3Com has participated in vendor fairs in Toronto, Montreal, Vancouver and Calgary and will be involved with a Voice over-IP program this coming fall, added Francescucci.
At the time of the layoffs last year — which saw ex-country manager Bruce Comeau laid off less than six months after his appointment — 3Com issued a statement that said the company would maintain a presence here with “specialists” to support distributors and resellers. In the last five months, 3Com has added an additional five channel reps in Canada. It has also launched a channel program that offers partners direct market development funds.
“We have invested in product-specific rebate programs whereby we’re working with partners to offset their investments primarily around security and voice,” said Tidd.
3Com will also be rolling out a major branding initiative that will include advertising in mainstream business and print publications, Tidd added.
A Toronto-based reseller said he hasn’t seen any significant changes in terms of support since last year.
“As long as there’s enough support for you to get your job done and keep your customers happy, sometimes it’s better not to have too many people up here,” said Patrick Power, managing partner, sales and marketing, at OAM Computer Group. “(3Com) is a channel company. Everything they do goes through the channel.”

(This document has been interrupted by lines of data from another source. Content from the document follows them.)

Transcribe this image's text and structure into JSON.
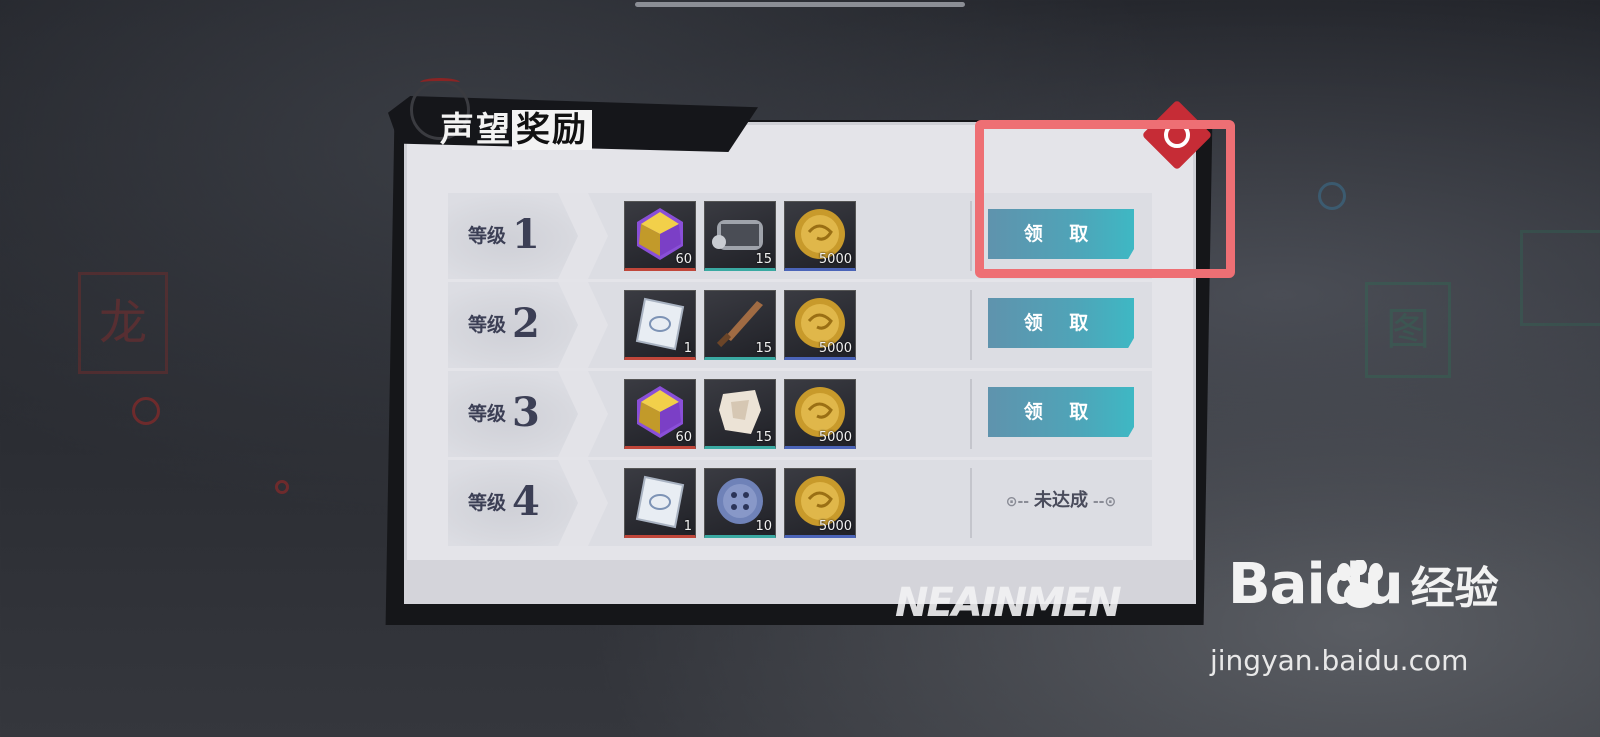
{
  "window": {
    "title_part1": "声望",
    "title_part2": "奖励",
    "bottom_text": "NEAINMEN"
  },
  "background": {
    "seal_left": "龙",
    "seal_right": "图"
  },
  "rows": [
    {
      "label": "等级",
      "level": "1",
      "items": [
        {
          "icon": "purple-gem-icon",
          "qty": "60",
          "rarity": "r-red"
        },
        {
          "icon": "film-reel-icon",
          "qty": "15",
          "rarity": "r-teal"
        },
        {
          "icon": "gold-coin-icon",
          "qty": "5000",
          "rarity": "r-blue"
        }
      ],
      "status": "claim",
      "claim_label": "领 取"
    },
    {
      "label": "等级",
      "level": "2",
      "items": [
        {
          "icon": "card-ticket-icon",
          "qty": "1",
          "rarity": "r-red"
        },
        {
          "icon": "wooden-dagger-icon",
          "qty": "15",
          "rarity": "r-teal"
        },
        {
          "icon": "gold-coin-icon",
          "qty": "5000",
          "rarity": "r-blue"
        }
      ],
      "status": "claim",
      "claim_label": "领 取"
    },
    {
      "label": "等级",
      "level": "3",
      "items": [
        {
          "icon": "purple-gem-icon",
          "qty": "60",
          "rarity": "r-red"
        },
        {
          "icon": "paper-scrap-icon",
          "qty": "15",
          "rarity": "r-teal"
        },
        {
          "icon": "gold-coin-icon",
          "qty": "5000",
          "rarity": "r-blue"
        }
      ],
      "status": "claim",
      "claim_label": "领 取"
    },
    {
      "label": "等级",
      "level": "4",
      "items": [
        {
          "icon": "card-ticket-icon",
          "qty": "1",
          "rarity": "r-red"
        },
        {
          "icon": "blue-button-icon",
          "qty": "10",
          "rarity": "r-teal"
        },
        {
          "icon": "gold-coin-icon",
          "qty": "5000",
          "rarity": "r-blue"
        }
      ],
      "status": "unmet",
      "unmet_label": "未达成"
    }
  ],
  "watermark": {
    "brand": "Bai",
    "brand2": "du",
    "cn": "经验",
    "url": "jingyan.baidu.com"
  },
  "colors": {
    "accent_button": "#4fa4b8",
    "close_red": "#c62c36",
    "highlight": "#ee6f74"
  }
}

Power, however, added he’s concerned about the state of 3Com’s enterprise business, given that its strength on the voice side remains its MBX product line, which caters to small and medium-sized businesses.
To attract more enterprise-level customers, 3Com has been integrating security features into its switches. 3Com is also banking on new security products from companies like TippingPoint, which it bought for $430 million last December, to get it back into the enterprise market.
Ronald Gruia, enterprise communications program leader at research firm Frost & Sullivan Canada Inc., said 3Com was an early leader in IP PBX technologies but eventually reached a plateau.
“(3Com) didn’t have any way to attack the enterprise market,” said Gruia. “Scaling a product down from a technical standpoint is easier than scaling up.”